08 March 2005

Can the leopard change its spots or the trainer its ethics?


I find Treehugger a really useful soruce of info and particularly liked what they said about this item which I'd picked up a few days previously from another source.Short of it is that Nike look like they might be about to take ethical manufacture seriously. Given the negative publicity from sweatshop campaigns I'm inclined to give them the benefit of the doubt as they must know that to announce something like this without following through is going to be a PR disaster, probably.
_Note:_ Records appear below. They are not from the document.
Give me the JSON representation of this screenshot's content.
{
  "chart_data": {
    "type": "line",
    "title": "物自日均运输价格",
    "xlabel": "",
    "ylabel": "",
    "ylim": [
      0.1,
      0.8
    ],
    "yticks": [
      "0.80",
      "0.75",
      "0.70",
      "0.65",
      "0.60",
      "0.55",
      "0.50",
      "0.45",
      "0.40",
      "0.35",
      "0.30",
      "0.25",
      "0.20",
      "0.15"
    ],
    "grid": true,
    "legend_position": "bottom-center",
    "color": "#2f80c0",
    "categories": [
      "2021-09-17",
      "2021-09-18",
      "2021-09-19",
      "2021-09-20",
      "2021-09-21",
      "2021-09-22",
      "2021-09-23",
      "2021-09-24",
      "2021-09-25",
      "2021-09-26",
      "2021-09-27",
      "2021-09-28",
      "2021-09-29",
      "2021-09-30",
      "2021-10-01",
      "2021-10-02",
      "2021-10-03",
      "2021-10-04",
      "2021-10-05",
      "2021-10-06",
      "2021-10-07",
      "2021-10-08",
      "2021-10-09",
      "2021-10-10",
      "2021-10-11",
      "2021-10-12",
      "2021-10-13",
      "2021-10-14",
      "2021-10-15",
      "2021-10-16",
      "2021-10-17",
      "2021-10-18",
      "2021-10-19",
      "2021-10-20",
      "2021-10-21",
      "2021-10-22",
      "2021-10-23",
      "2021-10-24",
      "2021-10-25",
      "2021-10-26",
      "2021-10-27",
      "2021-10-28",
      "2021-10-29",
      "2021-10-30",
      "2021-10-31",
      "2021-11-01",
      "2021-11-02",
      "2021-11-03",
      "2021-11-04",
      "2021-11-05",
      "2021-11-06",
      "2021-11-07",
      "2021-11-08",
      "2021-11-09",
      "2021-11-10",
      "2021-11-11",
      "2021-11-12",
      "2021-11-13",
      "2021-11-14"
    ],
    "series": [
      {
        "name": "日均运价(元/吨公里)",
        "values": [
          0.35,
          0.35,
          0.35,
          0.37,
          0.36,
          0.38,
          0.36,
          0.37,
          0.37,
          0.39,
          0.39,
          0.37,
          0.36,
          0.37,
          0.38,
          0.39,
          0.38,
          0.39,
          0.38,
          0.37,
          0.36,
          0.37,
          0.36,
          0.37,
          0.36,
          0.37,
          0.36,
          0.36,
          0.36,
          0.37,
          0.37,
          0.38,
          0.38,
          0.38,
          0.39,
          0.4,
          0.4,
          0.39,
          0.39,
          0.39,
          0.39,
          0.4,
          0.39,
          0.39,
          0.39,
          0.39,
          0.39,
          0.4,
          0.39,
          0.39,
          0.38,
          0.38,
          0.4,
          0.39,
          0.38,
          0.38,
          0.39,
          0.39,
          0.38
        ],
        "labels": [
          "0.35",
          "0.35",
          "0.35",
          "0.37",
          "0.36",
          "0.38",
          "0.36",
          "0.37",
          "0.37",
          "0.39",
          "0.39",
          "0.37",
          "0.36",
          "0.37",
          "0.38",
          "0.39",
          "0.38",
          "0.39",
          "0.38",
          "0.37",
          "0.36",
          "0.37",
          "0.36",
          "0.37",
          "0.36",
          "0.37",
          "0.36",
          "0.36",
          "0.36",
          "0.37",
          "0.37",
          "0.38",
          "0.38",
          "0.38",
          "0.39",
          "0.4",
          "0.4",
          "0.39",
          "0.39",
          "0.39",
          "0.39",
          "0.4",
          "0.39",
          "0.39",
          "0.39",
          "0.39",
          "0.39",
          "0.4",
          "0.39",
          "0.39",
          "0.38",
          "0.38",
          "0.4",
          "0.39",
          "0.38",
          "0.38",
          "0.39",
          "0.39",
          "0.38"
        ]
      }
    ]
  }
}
"Nike's new Considered line of shoes is the first one that has included such a blatantly sustainable slant in its pitch. Previous strategies, like their push to reduce PVC use in products, and their Reuse-a-Shoe program to recycle shoe soles into sport surfaces didn't ever have the kind of force or commitment behind them to satisfy the environmentalist community.
But Considered is different. Not only does the new line include standard enviro-conscious goals like incorporating recycled rubber, and reducing manufacturing wastage, but from the outset, Nike sets itself up with some very ambitious additional goals. These shoes will be designed without adhesives of any kind, to reduce the toxic effects on workers in factories, and the environment. These shoes will be designed for total component disassembly, for easy recycling. They will source materials within 200 miles of factories in order to reduce fuel consumption. They will even use vegetable-tanned leather, to eliminate toxic chromium in the waste pipeline. And wherever possible, strategies like woven lace uppers are used to minimize the need to cut patterns."